Contributing to an IRA during retirement

Retirement » Contributing to an IRA during retirement

Elderly man riding a bike on road towards sunset sky © PHOTOCREO Michal Bednarek

Contributing to an individual retirement account during retirement isn't a strategy many investors adopt, but it can make sense for those still earning income. That's because continuing to fund an IRA on a tax-deferred basis means more money will be available later in retirement.

"If it doesn't harm the current lifestyle, having extra for the future is seldom a bad thing," says Ilene Davis, Certified Financial Planner professional, a financial adviser with Financial Independence Services in Cocoa, Florida.

For retirees with the necessary earned income who want to contribute to an IRA, the question then becomes how much to contribute and to which type of IRA. Earned income means money from a job; investment income doesn't count. However, if you are retired and your spouse has earned income, your spouse can contribute to his or her IRA, as well as your IRA, which would be a spousal IRA contribution.

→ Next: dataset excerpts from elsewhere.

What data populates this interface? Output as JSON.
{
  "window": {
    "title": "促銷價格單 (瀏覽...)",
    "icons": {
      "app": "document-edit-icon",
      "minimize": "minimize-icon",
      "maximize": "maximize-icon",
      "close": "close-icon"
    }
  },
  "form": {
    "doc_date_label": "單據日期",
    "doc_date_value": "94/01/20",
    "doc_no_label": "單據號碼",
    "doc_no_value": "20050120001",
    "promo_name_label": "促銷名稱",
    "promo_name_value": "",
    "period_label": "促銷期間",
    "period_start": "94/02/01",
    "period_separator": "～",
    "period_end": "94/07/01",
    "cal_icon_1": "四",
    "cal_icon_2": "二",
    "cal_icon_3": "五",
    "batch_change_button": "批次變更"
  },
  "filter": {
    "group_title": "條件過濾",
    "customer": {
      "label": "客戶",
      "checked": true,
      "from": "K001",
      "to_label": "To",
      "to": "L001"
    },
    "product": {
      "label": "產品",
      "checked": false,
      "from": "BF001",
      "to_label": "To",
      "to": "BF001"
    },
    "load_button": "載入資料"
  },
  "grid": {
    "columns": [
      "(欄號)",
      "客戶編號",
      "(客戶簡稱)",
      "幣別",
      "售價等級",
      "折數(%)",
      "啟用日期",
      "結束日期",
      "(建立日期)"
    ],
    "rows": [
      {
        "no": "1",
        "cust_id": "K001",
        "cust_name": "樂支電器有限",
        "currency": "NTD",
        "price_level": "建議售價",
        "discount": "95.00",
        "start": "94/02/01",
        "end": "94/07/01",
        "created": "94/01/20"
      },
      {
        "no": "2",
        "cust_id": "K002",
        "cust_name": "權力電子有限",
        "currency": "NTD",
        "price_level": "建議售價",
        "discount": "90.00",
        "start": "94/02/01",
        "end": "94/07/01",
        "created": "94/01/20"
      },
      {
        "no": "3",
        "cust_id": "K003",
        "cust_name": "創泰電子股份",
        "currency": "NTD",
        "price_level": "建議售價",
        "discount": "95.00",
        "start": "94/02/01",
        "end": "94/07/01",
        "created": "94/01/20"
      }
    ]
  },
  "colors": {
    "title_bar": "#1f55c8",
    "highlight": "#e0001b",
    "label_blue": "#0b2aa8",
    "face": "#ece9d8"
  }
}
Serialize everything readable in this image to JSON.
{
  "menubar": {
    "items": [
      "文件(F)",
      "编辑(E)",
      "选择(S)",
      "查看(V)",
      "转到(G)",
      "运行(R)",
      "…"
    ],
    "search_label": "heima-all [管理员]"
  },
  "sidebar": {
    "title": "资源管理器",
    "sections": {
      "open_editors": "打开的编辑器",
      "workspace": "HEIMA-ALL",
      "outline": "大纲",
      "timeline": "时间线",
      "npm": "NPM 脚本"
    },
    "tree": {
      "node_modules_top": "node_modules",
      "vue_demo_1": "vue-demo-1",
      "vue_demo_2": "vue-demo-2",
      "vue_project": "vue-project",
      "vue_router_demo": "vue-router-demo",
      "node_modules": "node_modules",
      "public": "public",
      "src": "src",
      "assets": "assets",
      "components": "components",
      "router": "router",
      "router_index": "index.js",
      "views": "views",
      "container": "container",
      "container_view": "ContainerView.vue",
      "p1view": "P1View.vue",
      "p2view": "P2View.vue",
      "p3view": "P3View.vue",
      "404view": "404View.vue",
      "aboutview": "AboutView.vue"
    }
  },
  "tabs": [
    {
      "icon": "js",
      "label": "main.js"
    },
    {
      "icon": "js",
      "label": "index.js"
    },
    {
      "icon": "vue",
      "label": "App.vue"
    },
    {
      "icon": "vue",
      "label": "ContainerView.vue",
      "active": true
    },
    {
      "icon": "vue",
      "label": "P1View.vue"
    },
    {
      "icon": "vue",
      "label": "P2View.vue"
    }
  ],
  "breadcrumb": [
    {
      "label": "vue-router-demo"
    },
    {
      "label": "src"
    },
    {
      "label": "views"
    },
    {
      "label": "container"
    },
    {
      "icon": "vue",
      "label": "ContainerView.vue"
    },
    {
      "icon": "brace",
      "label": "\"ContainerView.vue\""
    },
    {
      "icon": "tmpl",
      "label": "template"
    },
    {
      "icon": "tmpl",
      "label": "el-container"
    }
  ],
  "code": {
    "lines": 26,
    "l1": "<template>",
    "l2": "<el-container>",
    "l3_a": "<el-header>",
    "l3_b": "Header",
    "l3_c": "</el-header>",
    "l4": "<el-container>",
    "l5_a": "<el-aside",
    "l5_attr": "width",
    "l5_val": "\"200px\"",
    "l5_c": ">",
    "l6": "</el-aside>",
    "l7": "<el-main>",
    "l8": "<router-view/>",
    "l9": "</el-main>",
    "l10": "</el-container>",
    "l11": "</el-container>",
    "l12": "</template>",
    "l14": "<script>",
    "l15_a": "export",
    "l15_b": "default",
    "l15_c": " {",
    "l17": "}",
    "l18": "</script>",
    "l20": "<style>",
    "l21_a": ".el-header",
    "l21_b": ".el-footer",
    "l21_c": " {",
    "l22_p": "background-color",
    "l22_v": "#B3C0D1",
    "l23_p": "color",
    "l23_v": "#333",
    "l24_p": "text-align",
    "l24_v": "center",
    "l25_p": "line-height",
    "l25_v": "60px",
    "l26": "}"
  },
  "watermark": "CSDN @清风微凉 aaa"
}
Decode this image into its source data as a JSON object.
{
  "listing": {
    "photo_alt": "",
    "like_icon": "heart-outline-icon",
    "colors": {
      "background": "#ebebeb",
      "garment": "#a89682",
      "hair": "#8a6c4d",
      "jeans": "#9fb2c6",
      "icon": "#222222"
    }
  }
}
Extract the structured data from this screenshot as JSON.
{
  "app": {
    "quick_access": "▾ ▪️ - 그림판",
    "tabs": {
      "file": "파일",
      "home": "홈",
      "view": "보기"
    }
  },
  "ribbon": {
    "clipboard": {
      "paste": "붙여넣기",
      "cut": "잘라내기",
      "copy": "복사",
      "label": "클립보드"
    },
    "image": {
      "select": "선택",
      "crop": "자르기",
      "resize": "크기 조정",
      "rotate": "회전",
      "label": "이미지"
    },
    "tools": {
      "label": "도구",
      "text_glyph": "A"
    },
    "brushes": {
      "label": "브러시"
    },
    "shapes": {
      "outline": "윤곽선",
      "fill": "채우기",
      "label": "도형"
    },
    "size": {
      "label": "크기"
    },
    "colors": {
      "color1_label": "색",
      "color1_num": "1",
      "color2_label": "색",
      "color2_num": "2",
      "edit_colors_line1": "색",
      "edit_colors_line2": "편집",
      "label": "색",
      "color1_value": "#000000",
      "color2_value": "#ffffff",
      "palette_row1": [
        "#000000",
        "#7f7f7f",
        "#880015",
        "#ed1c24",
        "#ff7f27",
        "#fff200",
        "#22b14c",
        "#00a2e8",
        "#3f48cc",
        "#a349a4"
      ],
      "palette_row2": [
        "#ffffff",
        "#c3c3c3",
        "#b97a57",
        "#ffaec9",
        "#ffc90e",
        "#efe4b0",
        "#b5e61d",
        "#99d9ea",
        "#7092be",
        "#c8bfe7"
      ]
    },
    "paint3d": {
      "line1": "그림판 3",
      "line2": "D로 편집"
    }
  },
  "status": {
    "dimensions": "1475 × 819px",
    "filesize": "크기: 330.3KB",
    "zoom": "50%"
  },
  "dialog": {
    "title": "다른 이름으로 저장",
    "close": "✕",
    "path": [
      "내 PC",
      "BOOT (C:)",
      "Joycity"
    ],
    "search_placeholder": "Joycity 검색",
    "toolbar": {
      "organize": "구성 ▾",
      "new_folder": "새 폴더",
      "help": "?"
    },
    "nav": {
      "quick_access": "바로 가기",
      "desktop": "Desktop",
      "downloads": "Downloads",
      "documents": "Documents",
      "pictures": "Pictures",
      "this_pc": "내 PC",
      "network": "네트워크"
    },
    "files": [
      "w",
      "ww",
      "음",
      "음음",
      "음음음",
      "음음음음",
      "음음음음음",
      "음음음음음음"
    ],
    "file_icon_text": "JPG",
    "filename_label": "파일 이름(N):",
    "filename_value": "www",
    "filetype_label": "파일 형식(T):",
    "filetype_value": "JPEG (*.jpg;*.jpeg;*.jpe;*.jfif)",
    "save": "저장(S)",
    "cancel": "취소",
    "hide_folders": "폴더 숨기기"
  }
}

Keep in mind that once you begin to take required minimum distributions, or RMDs, from a traditional IRA at age 70 1/2, you can no longer contribute to a traditional IRA, says Richard E. Reyes, Certified Financial Planner professional with Wealth and Business Planning Group in Maitland, Florida. With Roth IRAs, there are no age restrictions for contributions.

Investors age 50 and older can contribute $5,500 for 2015, plus a "catch-up" contribution of $1,000 for a total maximum possible IRA contribution of $6,500. That doesn't mean that you have to invest the full amount; any contribution will help build savings for the future. You can make this contribution for the 2014 tax year up to the tax-filing deadline of April 15.

Pros and cons

Experts agree that it doesn't make sense to invest in an IRA in retirement if you can't afford it, and it takes away from other important priorities. But if you can afford it, it can be beneficial to stash more money away in tax-deferred accounts for retirement, especially with consumers living longer than ever before.

"It's always optimal to save more for retirement so that you have more savings as you spend money through retirement," says Ken Hevert, vice president and head of individual and small business retirement products at Fidelity Investments.

Many retirees underestimate how much money they will need to get through retirement, especially with health care costs increasing. Hevert sees contributing to an IRA in retirement as one way to fund those health care expenses, which are increasing at a faster rate than inflation.

If you're able to save the maximum amount between the ages of 65 and 70, you can accumulate a tidy sum. For example, if you save $6,500 a year for each of six years between 65 and 70 for a total outlay of $39,000, by the time you turn 80, you'd have $63,819, assuming a 4 percent average real return (meaning over and above the inflation rate).

Roth vs. traditional IRA

Whether to use a Roth or a traditional IRA for those contributions depends on your individual tax situation. Hevert favors the Roth because there is no RMD, so funds can continue to grow throughout retirement and can be tapped at a later date in retirement or left to heirs in an estate.

When contributing to an IRA on a pretax basis, you get the benefit of an upfront tax deduction. But some advisers don't see the point of this strategy since the benefit is temporary.

"There could be some benefit to contributing to a traditional IRA if you are trying to save some dollars in taxes and you are still working, but I don't really find that too appealing because it will be taxed shortly when you begin taking distributions," says Reyes.